In terms of scalability we have tried to tackle some of the issues early in the design process by choosing an architecture that is inherently vertically scalable. That’s the primary reason for splitting the Platform into three distinct tiers: system/data modules, stateless business logic modules and in-browser presentation/UI modules (the so called SPA).
Scalability on the data layer is probably the hardest to get right, but we hope we can exploit some elements specific to the library domain: e.g the fact the write-heavy pieces (e.g circulation, cataloging to some extent) can in many circumstances be partitioned by tenant (thus limiting the size of any particular DB instance), while the read-heavy pieces (e.g search) can be optimized by creating a separate index that’s updated much less frequently or where updates are planned during idle time. It’s worth noting that we would like to avoid forcing any single partitioning approach: we know that tenants will vary in size. In some cases it will be cost effective to group smaller tenants within a single DB instance, while large tenants will be partitioned separately from others and, in the extreme cases, their DB instances could be sharded. It’s of course crucial that the DB engine we use allows for those flexible modes, the ones we have been investigating (MongoDB and PostgreSQL) do.
Scaling the business logic modules should be much simpler, especially in the elastic cloud environment, assuming we can enforce statelessness. This requires rigour in terms of how developers need to structure their apps and we will provide examples and guidelines for how one should approach it. With stateless modules, CPU is usually the bottleneck, but it’s also one aspect that we have standard methods to deal with (e.g load-balancing multiple processes).
Finally, the UI is implemented as a Single Page App (SPA) that is pre-compiled, based on tenant selection of apps and re-generated after every change of that selection, into a static bundle of assets (JavaScript, HTML, CSS, images, etc). Such bundle can be served by a general purpose web server (or a CDN, generally extremely fast and scalable) and the dynamic elements are executed directly on the client (browser).

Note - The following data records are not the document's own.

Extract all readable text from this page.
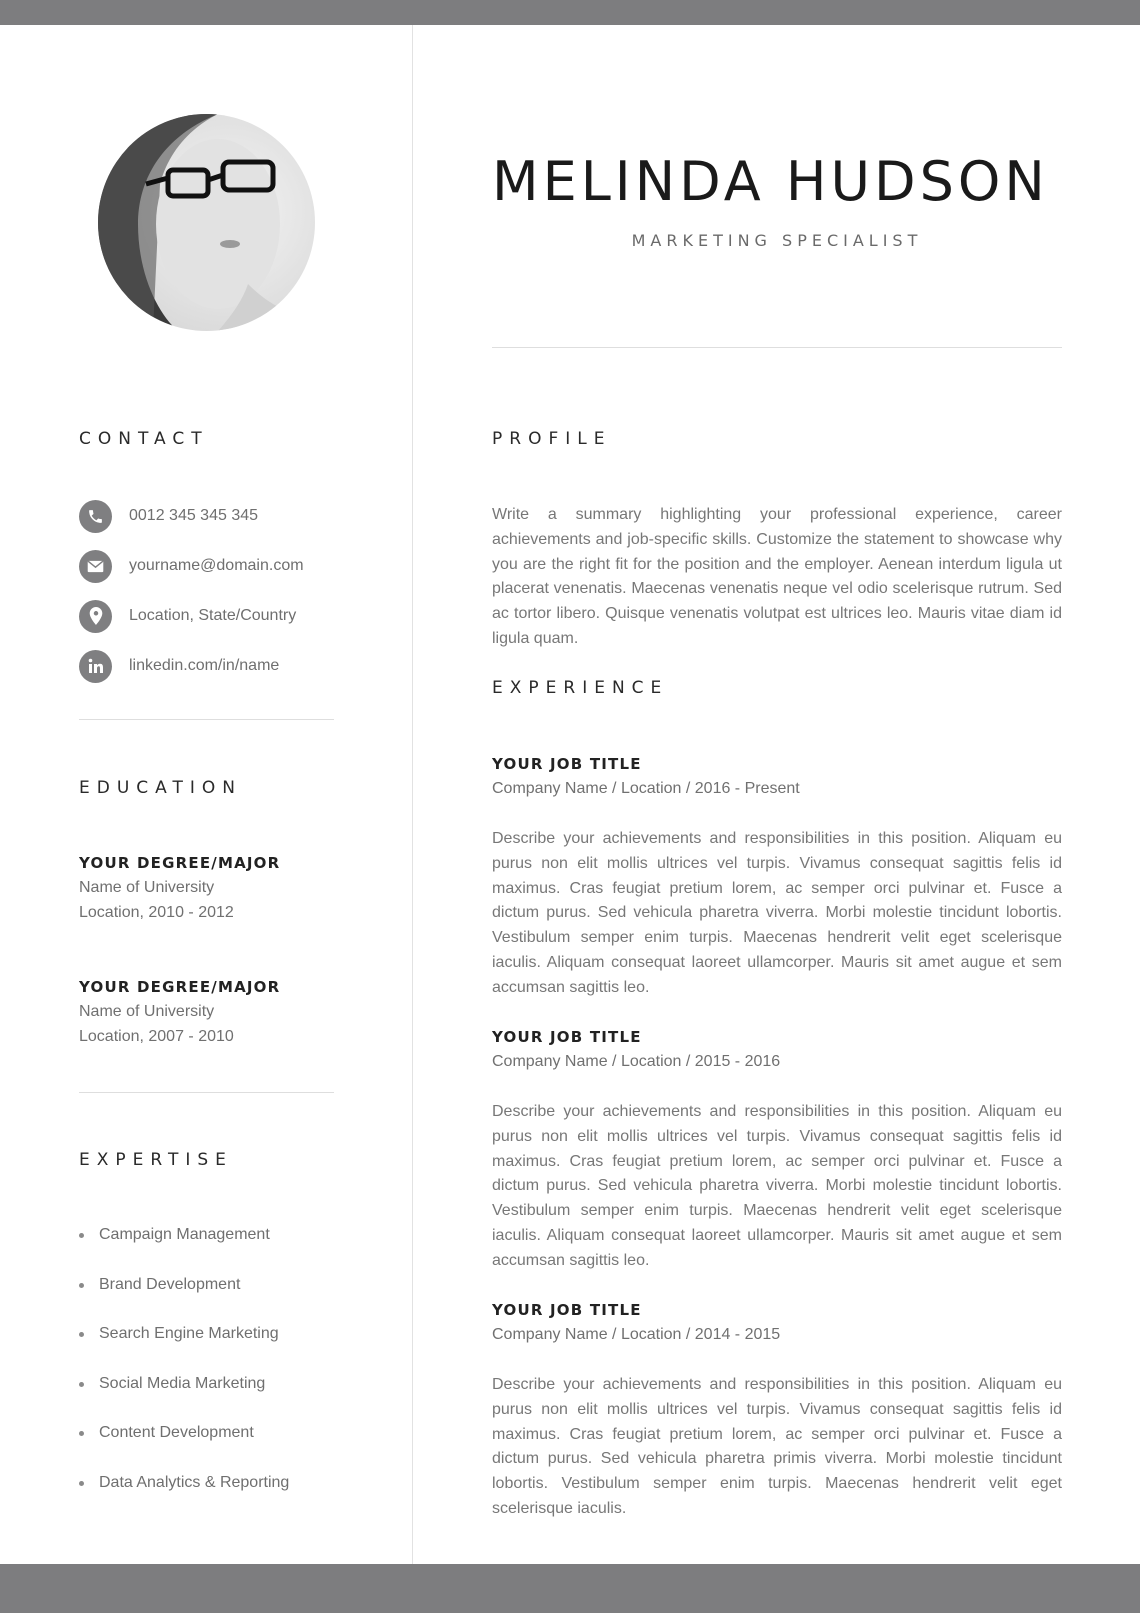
CONTACT
0012 345 345 345
yourname@domain.com
Location, State/Country
linkedin.com/in/name
EDUCATION
YOUR DEGREE/MAJOR
Name of University
Location, 2010 - 2012
YOUR DEGREE/MAJOR
Name of University
Location, 2007 - 2010
EXPERTISE
Campaign Management
Brand Development
Search Engine Marketing
Social Media Marketing
Content Development
Data Analytics & Reporting
MELINDA HUDSON
MARKETING SPECIALIST
PROFILE

Write a summary highlighting your professional experience, career achievements and job-specific skills. Customize the statement to showcase why you are the right fit for the position and the employer. Aenean interdum ligula ut placerat venenatis. Maecenas venenatis neque vel odio scelerisque rutrum. Sed ac tortor libero. Quisque venenatis volutpat est ultrices leo. Mauris vitae diam id ligula quam.

EXPERIENCE
YOUR JOB TITLE
Company Name / Location / 2016 - Present

Describe your achievements and responsibilities in this position. Aliquam eu purus non elit mollis ultrices vel turpis. Vivamus consequat sagittis felis id maximus. Cras feugiat pretium lorem, ac semper orci pulvinar et. Fusce a dictum purus. Sed vehicula pharetra viverra. Morbi molestie tincidunt lobortis. Vestibulum semper enim turpis. Maecenas hendrerit velit eget scelerisque iaculis. Aliquam consequat laoreet ullamcorper. Mauris sit amet augue et sem accumsan sagittis leo.

YOUR JOB TITLE
Company Name / Location / 2015 - 2016

Describe your achievements and responsibilities in this position. Aliquam eu purus non elit mollis ultrices vel turpis. Vivamus consequat sagittis felis id maximus. Cras feugiat pretium lorem, ac semper orci pulvinar et. Fusce a dictum purus. Sed vehicula pharetra viverra. Morbi molestie tincidunt lobortis. Vestibulum semper enim turpis. Maecenas hendrerit velit eget scelerisque iaculis. Aliquam consequat laoreet ullamcorper. Mauris sit amet augue et sem accumsan sagittis leo.

YOUR JOB TITLE
Company Name / Location / 2014 - 2015

Describe your achievements and responsibilities in this position. Aliquam eu purus non elit mollis ultrices vel turpis. Vivamus consequat sagittis felis id maximus. Cras feugiat pretium lorem, ac semper orci pulvinar et. Fusce a dictum purus. Sed vehicula pharetra primis viverra. Morbi molestie tincidunt lobortis. Vestibulum semper enim turpis. Maecenas hendrerit velit eget scelerisque iaculis.
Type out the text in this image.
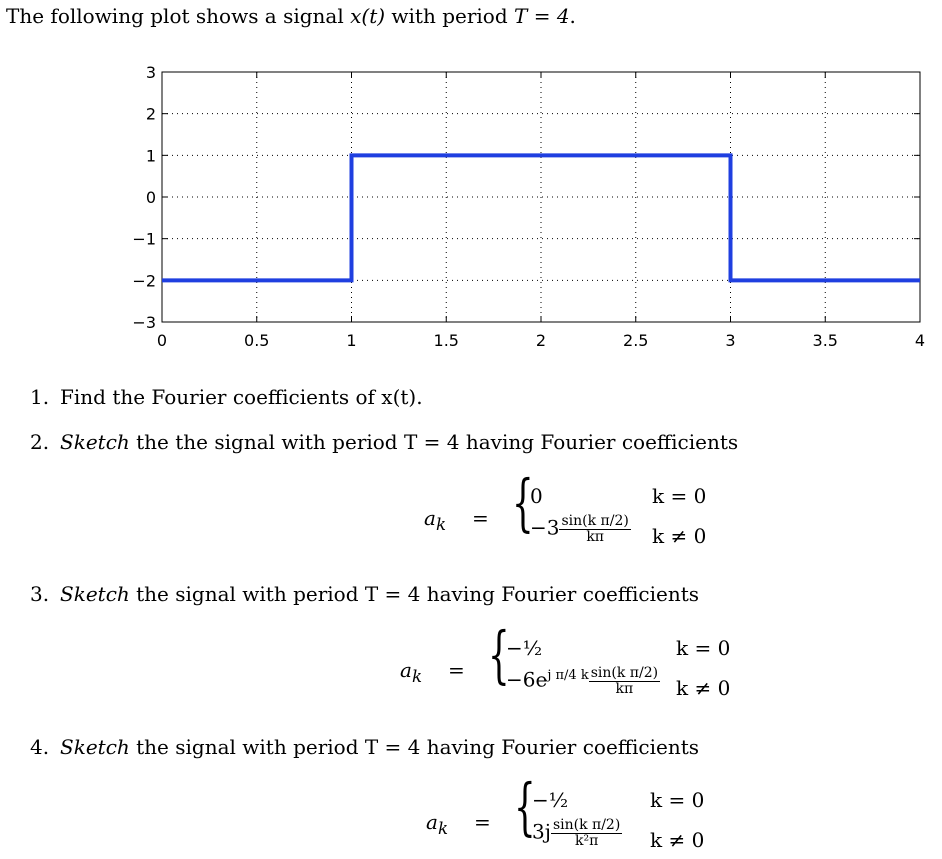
The following plot shows a signal x(t) with period T = 4.
0	0.5	1	1.5	2	2.5	3	3.5	4
3
2
1
0
−1
−2
−3
1. Find the Fourier coefficients of x(t).
2. Sketch the the signal with period T = 4 having Fourier coefficients
$a_k$ = {
0	k = 0
$-3 \frac{\text{sin(k π/2)}}{k\pi}$ k ≠ 0
3. Sketch the signal with period T = 4 having Fourier coefficients
$a_k$ = {
−½	k = 0
$-6e^{j \pi/4 k} \frac{\text{sin(k π/2)}}{k\pi}$ k ≠ 0
4. Sketch the signal with period T = 4 having Fourier coefficients
$a_k$ = {
−½	k = 0
$3j \frac{\text{sin(k π/2)}}{\text{k²π}}$ k ≠ 0
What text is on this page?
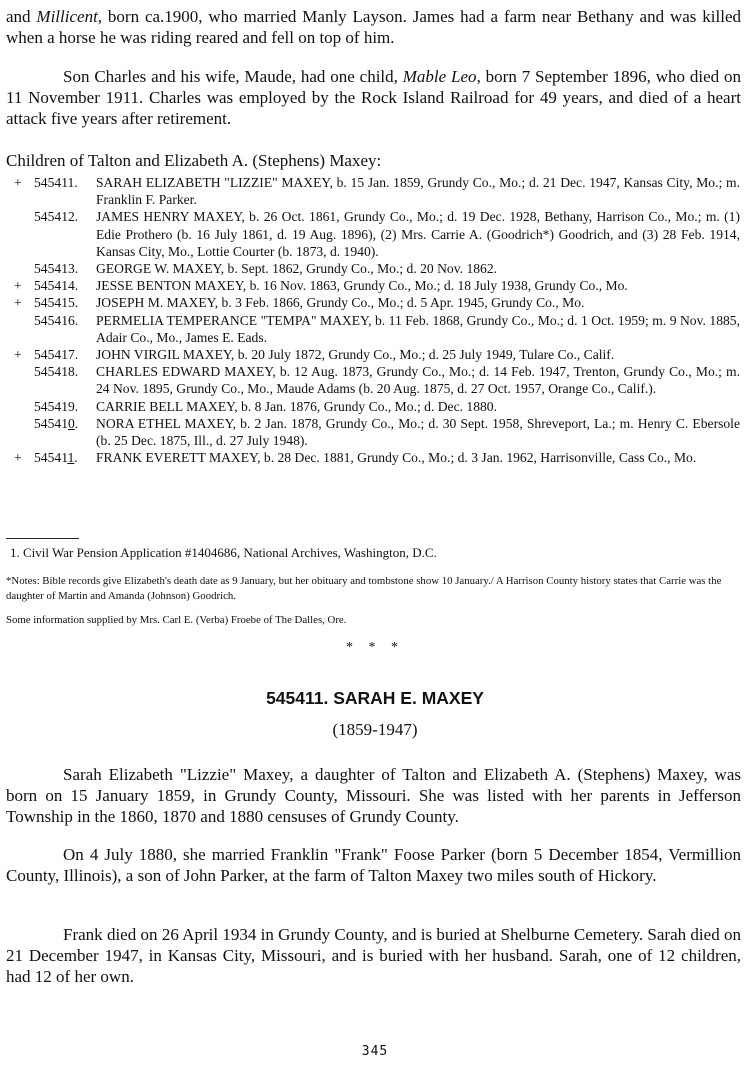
and Millicent, born ca.1900, who married Manly Layson. James had a farm near Bethany and was killed when a horse he was riding reared and fell on top of him.

Son Charles and his wife, Maude, had one child, Mable Leo, born 7 September 1896, who died on 11 November 1911. Charles was employed by the Rock Island Railroad for 49 years, and died of a heart attack five years after retirement.

Children of Talton and Elizabeth A. (Stephens) Maxey:
+ 545411.	SARAH ELIZABETH "LIZZIE" MAXEY, b. 15 Jan. 1859, Grundy Co., Mo.; d. 21 Dec. 1947, Kansas City, Mo.; m. Franklin F. Parker.
545412.	JAMES HENRY MAXEY, b. 26 Oct. 1861, Grundy Co., Mo.; d. 19 Dec. 1928, Bethany, Harrison Co., Mo.; m. (1) Edie Prothero (b. 16 July 1861, d. 19 Aug. 1896), (2) Mrs. Carrie A. (Goodrich*) Goodrich, and (3) 28 Feb. 1914, Kansas City, Mo., Lottie Courter (b. 1873, d. 1940).
545413.	GEORGE W. MAXEY, b. Sept. 1862, Grundy Co., Mo.; d. 20 Nov. 1862.
+ 545414.	JESSE BENTON MAXEY, b. 16 Nov. 1863, Grundy Co., Mo.; d. 18 July 1938, Grundy Co., Mo.
+ 545415.	JOSEPH M. MAXEY, b. 3 Feb. 1866, Grundy Co., Mo.; d. 5 Apr. 1945, Grundy Co., Mo.
545416.	PERMELIA TEMPERANCE "TEMPA" MAXEY, b. 11 Feb. 1868, Grundy Co., Mo.; d. 1 Oct. 1959; m. 9 Nov. 1885, Adair Co., Mo., James E. Eads.
+ 545417.	JOHN VIRGIL MAXEY, b. 20 July 1872, Grundy Co., Mo.; d. 25 July 1949, Tulare Co., Calif.
545418.	CHARLES EDWARD MAXEY, b. 12 Aug. 1873, Grundy Co., Mo.; d. 14 Feb. 1947, Trenton, Grundy Co., Mo.; m. 24 Nov. 1895, Grundy Co., Mo., Maude Adams (b. 20 Aug. 1875, d. 27 Oct. 1957, Orange Co., Calif.).
545419.	CARRIE BELL MAXEY, b. 8 Jan. 1876, Grundy Co., Mo.; d. Dec. 1880.
545410.	NORA ETHEL MAXEY, b. 2 Jan. 1878, Grundy Co., Mo.; d. 30 Sept. 1958, Shreveport, La.; m. Henry C. Ebersole (b. 25 Dec. 1875, Ill., d. 27 July 1948).
+ 545411.	FRANK EVERETT MAXEY, b. 28 Dec. 1881, Grundy Co., Mo.; d. 3 Jan. 1962, Harrisonville, Cass Co., Mo.
1. Civil War Pension Application #1404686, National Archives, Washington, D.C.
*Notes: Bible records give Elizabeth's death date as 9 January, but her obituary and tombstone show 10 January./ A Harrison County history states that Carrie was the daughter of Martin and Amanda (Johnson) Goodrich.
Some information supplied by Mrs. Carl E. (Verba) Froebe of The Dalles, Ore.
* * *
545411. SARAH E. MAXEY
(1859-1947)

Sarah Elizabeth "Lizzie" Maxey, a daughter of Talton and Elizabeth A. (Stephens) Maxey, was born on 15 January 1859, in Grundy County, Missouri. She was listed with her parents in Jefferson Township in the 1860, 1870 and 1880 censuses of Grundy County.

On 4 July 1880, she married Franklin "Frank" Foose Parker (born 5 December 1854, Vermillion County, Illinois), a son of John Parker, at the farm of Talton Maxey two miles south of Hickory.

Frank died on 26 April 1934 in Grundy County, and is buried at Shelburne Cemetery. Sarah died on 21 December 1947, in Kansas City, Missouri, and is buried with her husband. Sarah, one of 12 children, had 12 of her own.

345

Stress/performance testing and instrumentation is, as you and Seb point out, a crucial piece to make sure this well-crafted, but also complex because of it’s distributed nature, architecture actually works. We will be performance testing continuously on our CI system, although that’s of course focused on the core modules. For debugging performance/scalability/latency issues, instrumentation (and visualisation of metrics) is key – Okapi will have first-class support for standard instrumentation collectors (like Graphite) and we will provide guides for how to report instrumentation data from within the modules.